By: Dr. Phyllis Bivins-Hudson
It’s women’s history month and I’m excited to share in this history as a woman.
Women, in general, have always taken a back seat to the men in their lives or around us. As a matter of fact, there was a time in American history when a woman wasn’t allowed to speak publicly without the permission of a man who was either a relative or someone who could vouch for her.
But as women, we always persevere. Take, for instance, Maria W. Stewart (1803-1879), who was one of the first women of any race to speak to a mixed audience in a public forum.
She took to the podium as the first Black American woman to lecture about women’s rights and, more specifically, Black women’s rights.
In many ways, she set the stage for all women to have the right to speak.
The Black woman’s lot has constantly been tested and she has always had to prove herself as she has always done.
Her strength, fortitude, and tenacity were evidenced a long time ago and etched in our history by such powerful women as Maria Stewart, Sojourner Truth, Mary Church Terrell, Ida B. Wells, Anna Julia Cooper,, and many more.
These women were always at the forefront, even when they didn’t necessarily want to be. Yet, they never wavered. They stood their ground on all levels. And they were forces to be reckoned with.
All this was because they had strong convictions, which were rooted in their experiences as well as theory. As women today, we are still being tested from every angle.
But today, we have more allies among us. This we recognize when we see young Black women mounting podiums and speaking wisdom.
It’s recognized when we look in the workplace and see how Black women have changed the landscape.
Though our names have changed, our strength, fortitude, and tenacity have gained new momentum, and women of color, especially Black women, are still holding tight to the reins so as to continue to carry out the convictions of our predecessors.
We continue to develop our spirit of independence and sense of direction.
We know from whence we came and to where we travel. And while we are still strong women and a threat to the establishment, we are not strong to the extent that we don’t feel, or that we don’t hurt, or that we don’t suffer.

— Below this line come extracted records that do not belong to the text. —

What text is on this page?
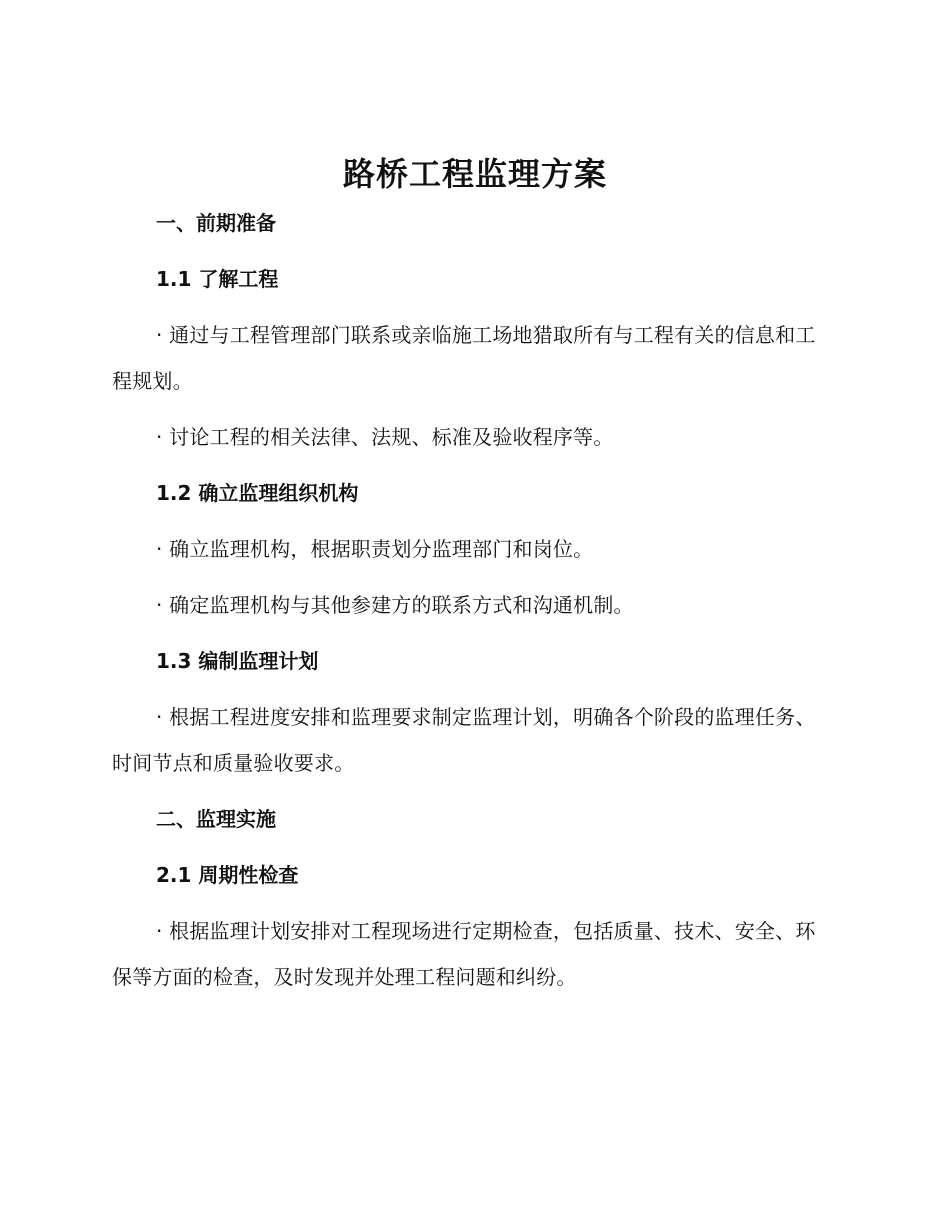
路桥工程监理方案
一、前期准备
1.1 了解工程

· 通过与工程管理部门联系或亲临施工场地猎取所有与工程有关的信息和工程规划。

· 讨论工程的相关法律、法规、标准及验收程序等。

1.2 确立监理组织机构

· 确立监理机构，根据职责划分监理部门和岗位。

· 确定监理机构与其他参建方的联系方式和沟通机制。

1.3 编制监理计划

· 根据工程进度安排和监理要求制定监理计划，明确各个阶段的监理任务、时间节点和质量验收要求。

二、监理实施
2.1 周期性检查

· 根据监理计划安排对工程现场进行定期检查，包括质量、技术、安全、环保等方面的检查，及时发现并处理工程问题和纠纷。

In fact, it is that very thinking—that is, that all Black women are strong—that puts even our mental and physical health at risk because our strength to endure has somehow become synonymous with us being “superwomen.”
To that point, Tricia Hersey of Atlanta, behind the movement, Breaking the Mental Health Stigma for Black Women, has stated that “For Black women in particular, the pressure to persevere and at least appear OK while suffering [in silence] can contribute additional stressors to already difficult situations.”
And we all know that the trope of the “strong Black woman” is deeply rooted in racist stereotypes from the antebellum south.
So, during this Women’s History Month celebration, consider your place. What can you contribute to the space carved out for you? Find your mission as Black women did so many years ago and are still doing today.
To illustrate my point, as far back as 1908, the first Black sorority was formed on Howard University’s campus.
And while the establishment of sororities may have appeared to be nothing more than a social club of sorts, they were and are used to perpetuate cultural growth, education, and a fostering of other ideals that better the race, the gender, and the community at large.
I speak to this firsthand as a member of one of the greatest sororities established back in 1913, which was Delta Sigma Theta Sorority, Inc.
As a large sorority with more than 300,000 members internationally, we continue to grow our community, improve the lives of others, and stand firmly on our five-point Programmatic Thrust: Economic Development, Educational Development, International Awareness and Involvement, Physical and Mental Health, and Political Awareness and Involvement.
If you don’t have a niche, I challenge you to find one and get to work!